3. O agente marítimo, quando no exercício exclusivo das atribuições próprias, não é considerado responsável tributário, nem se equipara ao transportador para efeitos do Decreto-Lei n.º 37 de 1966 (Súmula 192 do TFR).
4. A assinatura de termo de responsabilidade pelo pagamento dos tributos não torna o agente marítimo sujeito passivo da obrigação tributária, sob pena de afronta ao princípio da legalidade.
5. Honorários advocatícios fixados em conformidade com o disposto no art. 20, § 4º do CPC (Tribunal Regional Federal da 4º Região, Apelação Cível nº 5001890-54.2012.404.7101/RS, Relator Ivori Luis da Silva Scheffer, julgado em 01.07.2015).
ADMINISTRATIVO. DECRETO-LEI Nº 37/66. MULTA. AGENTE MARÍTIMO. PRINCÍPIO DA LEGALIDADE.
1. Nos termos do art. 107, IV, e, do Decreto-Lei nº 37/66, a empresa de transporte internacional, inclusive a prestadora de serviços de transporte internacional expresso porta a porta, e o agente de carga sujeitam-se ao pagamento de multa na hipótese de omitirem-se no dever de prestar informação sobre veículo ou carga nele transportada, ou sobre as operações que execute.
2. A imposição de penalidades, tanto no âmbito administrativo como no âmbito tributário, deve observar o princípio da legalidade. Visto que o agente marítimo não se encontra dentre os sujeitos arrolados no citado dispositivo legal, não subsiste o auto de infração que aplicou a penalidade de multa à empresa apelada (Tribunal Regional Federal da 4º Região, Apelação Cível nº 5002847-77.2011.404.7008/PR, Relatora Marga Inge Barth Tessler, julgado em 18.09.2013)
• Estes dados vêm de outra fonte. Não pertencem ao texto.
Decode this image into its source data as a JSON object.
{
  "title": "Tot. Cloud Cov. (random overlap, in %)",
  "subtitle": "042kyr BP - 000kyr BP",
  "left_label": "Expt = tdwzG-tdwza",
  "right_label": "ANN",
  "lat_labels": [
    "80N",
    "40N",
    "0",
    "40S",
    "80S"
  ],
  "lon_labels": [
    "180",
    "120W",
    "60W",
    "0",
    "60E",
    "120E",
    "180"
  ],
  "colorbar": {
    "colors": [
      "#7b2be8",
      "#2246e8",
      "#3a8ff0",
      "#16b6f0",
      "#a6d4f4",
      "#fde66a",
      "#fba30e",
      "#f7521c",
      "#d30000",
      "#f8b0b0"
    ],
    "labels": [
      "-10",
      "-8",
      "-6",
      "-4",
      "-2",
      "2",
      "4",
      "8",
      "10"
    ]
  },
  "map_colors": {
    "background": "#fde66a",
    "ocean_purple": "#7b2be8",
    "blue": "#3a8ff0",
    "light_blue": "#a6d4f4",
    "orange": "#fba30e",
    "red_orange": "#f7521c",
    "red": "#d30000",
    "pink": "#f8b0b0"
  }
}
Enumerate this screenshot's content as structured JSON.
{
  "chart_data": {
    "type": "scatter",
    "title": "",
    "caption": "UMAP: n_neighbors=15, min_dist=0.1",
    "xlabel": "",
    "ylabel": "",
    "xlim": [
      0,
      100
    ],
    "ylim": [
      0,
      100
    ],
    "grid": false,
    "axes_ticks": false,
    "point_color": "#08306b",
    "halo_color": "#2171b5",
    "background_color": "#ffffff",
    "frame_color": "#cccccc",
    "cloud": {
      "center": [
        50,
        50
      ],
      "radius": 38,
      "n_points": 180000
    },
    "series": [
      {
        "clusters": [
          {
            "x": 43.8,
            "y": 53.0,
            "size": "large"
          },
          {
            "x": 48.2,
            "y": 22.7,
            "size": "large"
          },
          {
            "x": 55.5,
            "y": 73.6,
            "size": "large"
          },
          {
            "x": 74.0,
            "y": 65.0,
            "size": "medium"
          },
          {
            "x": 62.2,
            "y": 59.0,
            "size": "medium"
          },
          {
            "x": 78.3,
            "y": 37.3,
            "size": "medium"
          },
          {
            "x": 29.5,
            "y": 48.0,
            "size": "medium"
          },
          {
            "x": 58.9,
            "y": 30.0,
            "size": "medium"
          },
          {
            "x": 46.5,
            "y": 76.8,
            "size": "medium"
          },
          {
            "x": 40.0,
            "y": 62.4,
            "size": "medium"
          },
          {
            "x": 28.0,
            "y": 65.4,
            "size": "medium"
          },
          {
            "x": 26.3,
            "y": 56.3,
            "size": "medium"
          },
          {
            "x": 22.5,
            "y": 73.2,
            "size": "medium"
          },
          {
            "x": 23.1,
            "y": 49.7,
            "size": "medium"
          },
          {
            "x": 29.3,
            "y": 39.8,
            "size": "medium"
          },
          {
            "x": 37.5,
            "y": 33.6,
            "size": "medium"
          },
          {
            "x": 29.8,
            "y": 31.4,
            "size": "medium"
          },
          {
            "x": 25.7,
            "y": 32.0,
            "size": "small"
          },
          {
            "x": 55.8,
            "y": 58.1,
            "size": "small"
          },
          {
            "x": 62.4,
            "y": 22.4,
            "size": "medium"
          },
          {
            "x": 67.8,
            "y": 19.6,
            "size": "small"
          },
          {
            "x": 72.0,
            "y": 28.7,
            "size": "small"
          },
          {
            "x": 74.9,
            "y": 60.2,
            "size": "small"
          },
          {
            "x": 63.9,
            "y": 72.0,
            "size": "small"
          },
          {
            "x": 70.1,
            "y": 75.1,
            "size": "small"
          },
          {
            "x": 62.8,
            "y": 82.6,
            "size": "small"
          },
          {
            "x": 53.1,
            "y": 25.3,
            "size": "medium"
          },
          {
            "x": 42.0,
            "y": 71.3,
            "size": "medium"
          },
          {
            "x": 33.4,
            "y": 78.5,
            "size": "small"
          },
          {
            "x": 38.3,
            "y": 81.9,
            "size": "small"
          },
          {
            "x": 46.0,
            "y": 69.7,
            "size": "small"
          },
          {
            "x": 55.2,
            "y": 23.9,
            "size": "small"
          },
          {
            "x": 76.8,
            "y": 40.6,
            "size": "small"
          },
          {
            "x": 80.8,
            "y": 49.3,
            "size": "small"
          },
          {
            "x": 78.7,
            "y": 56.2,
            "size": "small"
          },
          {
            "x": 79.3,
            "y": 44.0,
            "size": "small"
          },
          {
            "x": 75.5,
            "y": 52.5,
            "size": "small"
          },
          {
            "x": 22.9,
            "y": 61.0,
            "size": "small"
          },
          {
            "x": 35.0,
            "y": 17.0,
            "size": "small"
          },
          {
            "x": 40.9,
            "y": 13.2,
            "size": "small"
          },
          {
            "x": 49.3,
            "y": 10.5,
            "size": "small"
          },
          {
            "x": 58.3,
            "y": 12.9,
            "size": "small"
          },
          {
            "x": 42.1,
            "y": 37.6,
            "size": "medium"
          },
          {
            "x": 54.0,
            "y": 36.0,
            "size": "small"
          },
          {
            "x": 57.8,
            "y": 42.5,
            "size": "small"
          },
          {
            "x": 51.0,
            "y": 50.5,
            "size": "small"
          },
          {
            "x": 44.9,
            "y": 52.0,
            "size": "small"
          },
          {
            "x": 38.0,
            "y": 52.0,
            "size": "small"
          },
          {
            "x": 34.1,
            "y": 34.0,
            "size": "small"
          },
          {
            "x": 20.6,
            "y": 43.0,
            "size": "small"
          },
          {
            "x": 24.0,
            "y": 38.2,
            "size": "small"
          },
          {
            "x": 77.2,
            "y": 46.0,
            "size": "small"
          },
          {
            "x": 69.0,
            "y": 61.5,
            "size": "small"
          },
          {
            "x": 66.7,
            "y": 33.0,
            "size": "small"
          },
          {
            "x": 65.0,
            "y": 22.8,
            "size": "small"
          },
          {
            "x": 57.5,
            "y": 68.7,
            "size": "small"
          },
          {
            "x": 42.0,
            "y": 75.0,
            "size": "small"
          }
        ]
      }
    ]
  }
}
PROCESSUAL CIVIL E ADMINISTRATIVO. EMBARGOS À EXECUÇÃO FISCAL. INFRAÇÃO ADMINISTRATIVA. AGÊNCIA MARÍTIMA. RESPONSABILIDADE. DECRETO-LEI Nº 37/66. PRINCÍPIO DA LEGALIDADE.
1. O agente marítimo, sempre em nome do armador ou do comandante, opera para que as atividades fluam de modo rápido e eficaz nos terminais portuários. Todavia, a imposição de penalidades, tanto no âmbito administrativo como no âmbito tributário, deve observar o princípio da legalidade.
2. O agente marítimo não está arrolado no art. 107, IV, e, do Decreto-Lei 37/66, que prevê a aplicação de multa à empresa de transporte internacional, inclusive a prestadora de serviços de transporte internacional expresso porta-a-porta, ou ao agente de carga, na hipótese de não prestarem informação sobre veículo ou carga nele transportada, ou sobre as operações que execute.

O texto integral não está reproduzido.